Unattended loops read untrusted input such as web pages, issue bodies, and logs,
and execute actual actions.
If malicious instructions are mixed in, there is a risk that the loop will execute them.
The following is not limited to loop engineering, but
take the maximum possible security measures.

  • Limit tool permissions to the minimum (reject dangerous operations via hooks or settings)
  • Require human approval for irreversible actions such as push, deploy, and external transmission
  • Isolate long unattended executions to dedicated branches, worktrees, or sandboxes

The Claude Code official security guide also covers built-in protections against prompt injection and
summarizes best practices, so please refer to it.

Do Not Use for Tasks Where Stop Conditions Cannot Be Written

To repeat: placing a task in an autonomous loop where you cannot write mechanically judgeable stop conditions
tends to result in a meaningless loop that just repeats "completed."
For ambiguous tasks, first have a human run the loop, and only automate once "done" can be defined.

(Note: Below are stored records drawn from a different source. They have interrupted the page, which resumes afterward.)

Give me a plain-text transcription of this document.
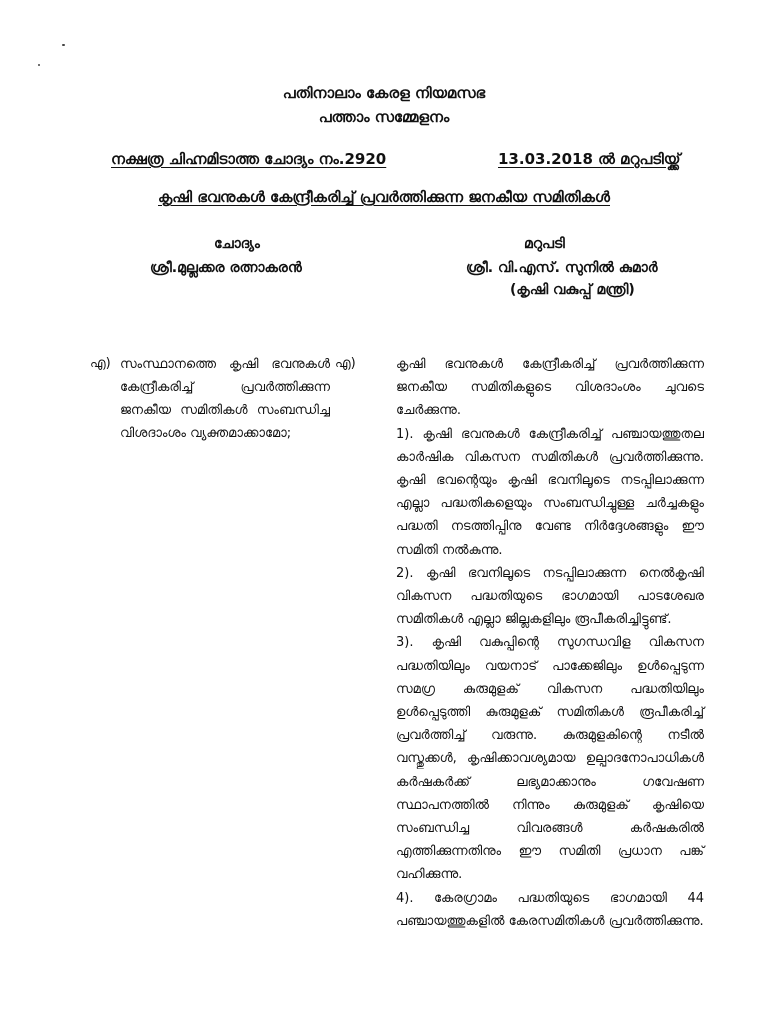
പതിനാലാം കേരള നിയമസഭ
പത്താം സമ്മേളനം
നക്ഷത്ര ചിഹ്നമിടാത്ത ചോദ്യം നം.2920	13.03.2018 ൽ മറുപടിയ്ക്ക്
കൃഷി ഭവനുകൾ കേന്ദ്രീകരിച്ച് പ്രവർത്തിക്കുന്ന ജനകീയ സമിതികൾ
ചോദ്യം	മറുപടി
ശ്രീ.മുല്ലക്കര രത്നാകരൻ	ശ്രീ. വി.എസ്. സുനിൽ കുമാർ
(കൃഷി വകുപ്പ് മന്ത്രി)
എ) സംസ്ഥാനത്തെ കൃഷി ഭവനുകൾ കേന്ദ്രീകരിച്ച് പ്രവർത്തിക്കുന്ന ജനകീയ സമിതികൾ സംബന്ധിച്ച വിശദാംശം വ്യക്തമാക്കാമോ;
എ)	കൃഷി ഭവനുകൾ കേന്ദ്രീകരിച്ച് പ്രവർത്തിക്കുന്ന ജനകീയ സമിതികളുടെ വിശദാംശം ചുവടെ ചേർക്കുന്നു.

1). കൃഷി ഭവനുകൾ കേന്ദ്രീകരിച്ച് പഞ്ചായത്തുതല കാർഷിക വികസന സമിതികൾ പ്രവർത്തിക്കുന്നു. കൃഷി ഭവന്റെയും കൃഷി ഭവനിലൂടെ നടപ്പിലാക്കുന്ന എല്ലാ പദ്ധതികളെയും സംബന്ധിച്ചുള്ള ചർച്ചകളും പദ്ധതി നടത്തിപ്പിനു വേണ്ട നിർദ്ദേശങ്ങളും ഈ സമിതി നൽകുന്നു.

2). കൃഷി ഭവനിലൂടെ നടപ്പിലാക്കുന്ന നെൽകൃഷി വികസന പദ്ധതിയുടെ ഭാഗമായി പാടശേഖര സമിതികൾ എല്ലാ ജില്ലകളിലും രൂപീകരിച്ചിട്ടുണ്ട്.

3). കൃഷി വകുപ്പിന്റെ സുഗന്ധവിള വികസന പദ്ധതിയിലും വയനാട് പാക്കേജിലും ഉൾപ്പെടുന്ന സമഗ്ര കുരുമുളക് വികസന പദ്ധതിയിലും ഉൾപ്പെടുത്തി കുരുമുളക് സമിതികൾ രൂപീകരിച്ച് പ്രവർത്തിച്ച് വരുന്നു. കുരുമുളകിന്റെ നടീൽ വസ്തുക്കൾ, കൃഷിക്കാവശ്യമായ ഉല്പാദനോപാധികൾ കർഷകർക്ക് ലഭ്യമാക്കാനും ഗവേഷണ സ്ഥാപനത്തിൽ നിന്നും കുരുമുളക് കൃഷിയെ സംബന്ധിച്ച വിവരങ്ങൾ കർഷകരിൽ എത്തിക്കുന്നതിനും ഈ സമിതി പ്രധാന പങ്ക് വഹിക്കുന്നു.

4). കേരഗ്രാമം പദ്ധതിയുടെ ഭാഗമായി 44 പഞ്ചായത്തുകളിൽ കേരസമിതികൾ പ്രവർത്തിക്കുന്നു.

And the responsibility for reviewing and verifying the artifacts output by the loop rests with the human.
Please do not forget that.

Summary

In this article, we organized an overview of loop engineering,
created a minimal autonomous loop with Claude Code's Stop hook,
and confirmed that it actually works.

Loop engineering is a design approach that replaces "the person who prompts an agent"
with "a system that prompts an agent."
It represents the current top floor of the abstraction that has been built up from prompt → context → harness.

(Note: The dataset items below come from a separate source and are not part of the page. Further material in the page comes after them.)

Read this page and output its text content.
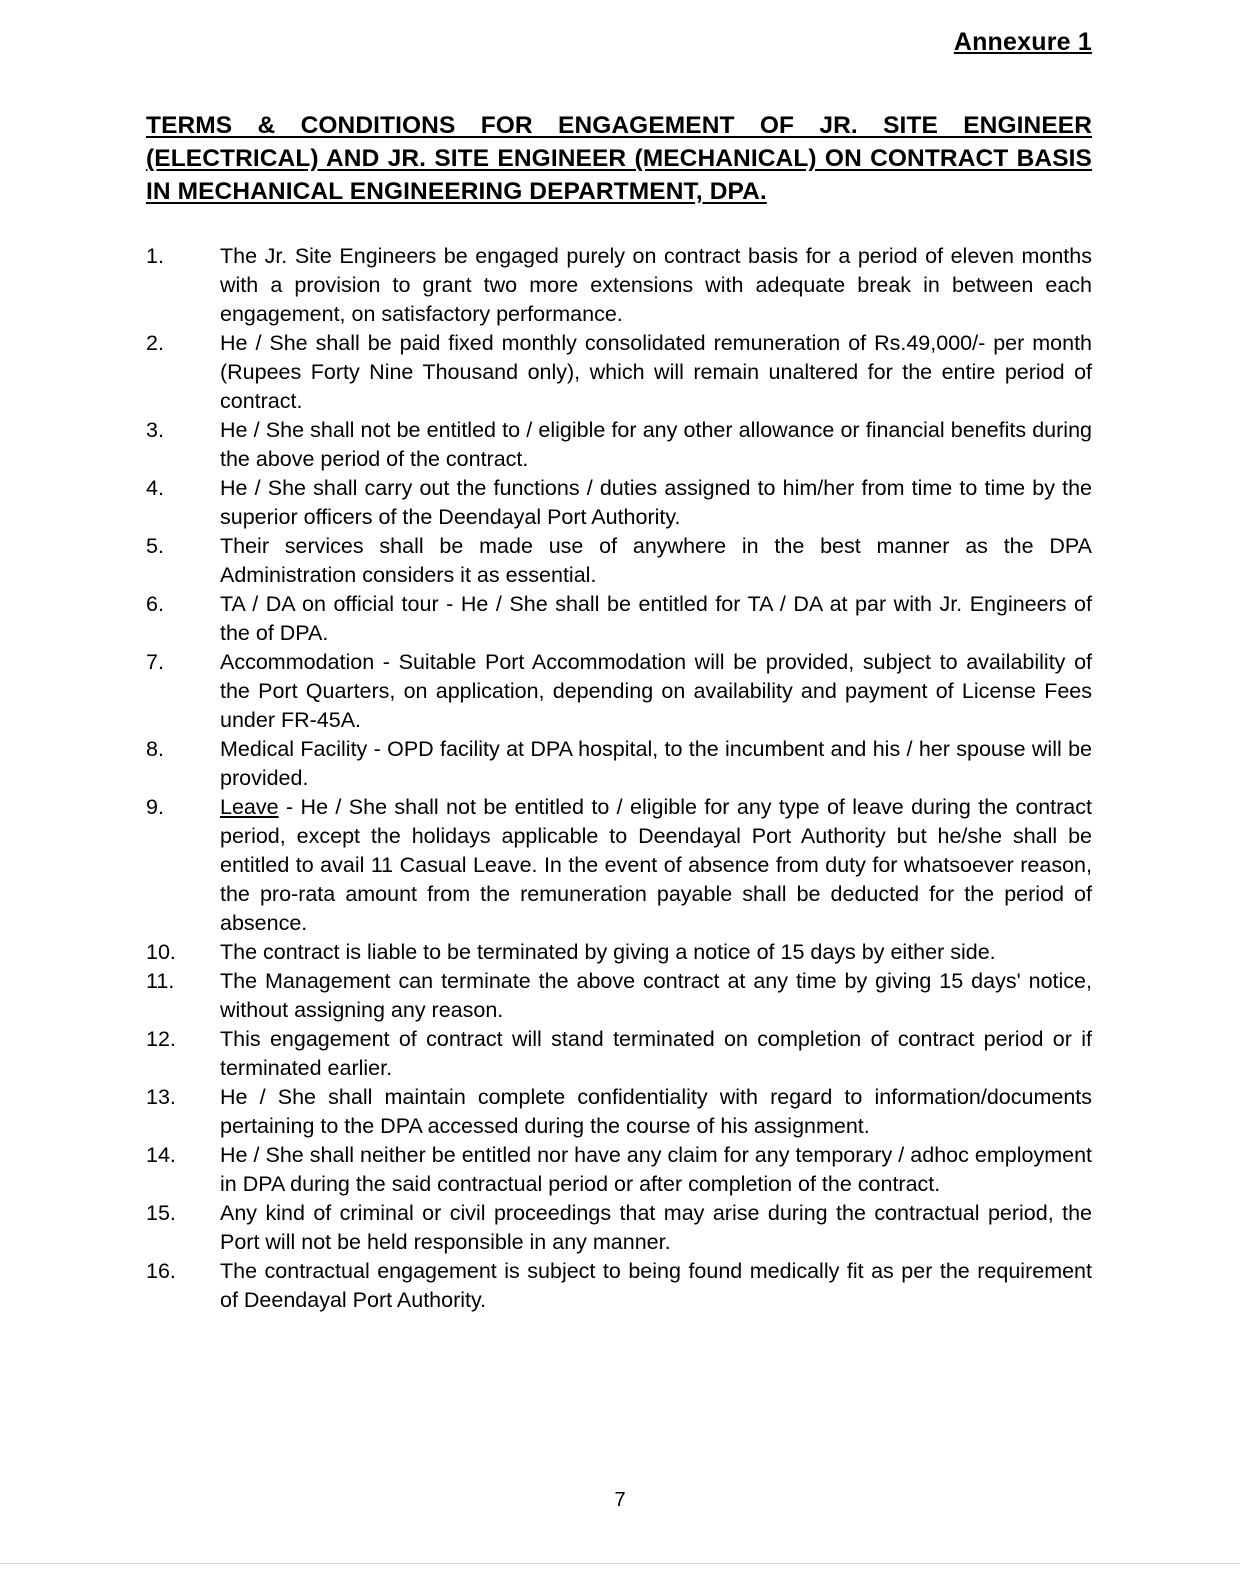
Annexure 1
TERMS & CONDITIONS FOR ENGAGEMENT OF JR. SITE ENGINEER (ELECTRICAL) AND JR. SITE ENGINEER (MECHANICAL) ON CONTRACT BASIS IN MECHANICAL ENGINEERING DEPARTMENT, DPA.
1.	The Jr. Site Engineers be engaged purely on contract basis for a period of eleven months with a provision to grant two more extensions with adequate break in between each engagement, on satisfactory performance.
2.	He / She shall be paid fixed monthly consolidated remuneration of Rs.49,000/- per month (Rupees Forty Nine Thousand only), which will remain unaltered for the entire period of contract.
3.	He / She shall not be entitled to / eligible for any other allowance or financial benefits during the above period of the contract.
4.	He / She shall carry out the functions / duties assigned to him/her from time to time by the superior officers of the Deendayal Port Authority.
5.	Their services shall be made use of anywhere in the best manner as the DPA Administration considers it as essential.
6.	TA / DA on official tour - He / She shall be entitled for TA / DA at par with Jr. Engineers of the of DPA.
7.	Accommodation - Suitable Port Accommodation will be provided, subject to availability of the Port Quarters, on application, depending on availability and payment of License Fees under FR-45A.
8.	Medical Facility - OPD facility at DPA hospital, to the incumbent and his / her spouse will be provided.
9.	Leave - He / She shall not be entitled to / eligible for any type of leave during the contract period, except the holidays applicable to Deendayal Port Authority but he/she shall be entitled to avail 11 Casual Leave. In the event of absence from duty for whatsoever reason, the pro-rata amount from the remuneration payable shall be deducted for the period of absence.
10.	The contract is liable to be terminated by giving a notice of 15 days by either side.
11.	The Management can terminate the above contract at any time by giving 15 days' notice, without assigning any reason.
12.	This engagement of contract will stand terminated on completion of contract period or if terminated earlier.
13.	He / She shall maintain complete confidentiality with regard to information/documents pertaining to the DPA accessed during the course of his assignment.
14.	He / She shall neither be entitled nor have any claim for any temporary / adhoc employment in DPA during the said contractual period or after completion of the contract.
15.	Any kind of criminal or civil proceedings that may arise during the contractual period, the Port will not be held responsible in any manner.
16.	The contractual engagement is subject to being found medically fit as per the requirement of Deendayal Port Authority.
7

The key was not model performance, but the following two points.

  • Make verification real: Judge "completion" based on mechanically verifiable grounds like tests
  • Design stop conditions: Define completion in a mechanically judgeable form and operate with limits

As demonstrated, these two points can be achieved with just a single Stop hook.
And as seen in the second half, the same principles—from the bash Ralph loop to /goal, verification skills,
Maker-Checker subagent separation, and CI integration via Agent SDK—
can be directly applied across various techniques.

Finally, Addy Osmani's words once more.

Build the loop. But build it like someone who intends to stay the engineer, not just the person who presses go.

The responsibility for reading, verifying, and judging the artifacts output by the loop
remains on the engineer's side, as it always has.
As long as you don't relinquish that responsibility, loop engineering becomes
a powerful tool that replaces "time spent watching over the process"
with "time spent on design and acceptance."

The next time you ask an agent to do something,
why not consider: "Could this task be turned into a loop?"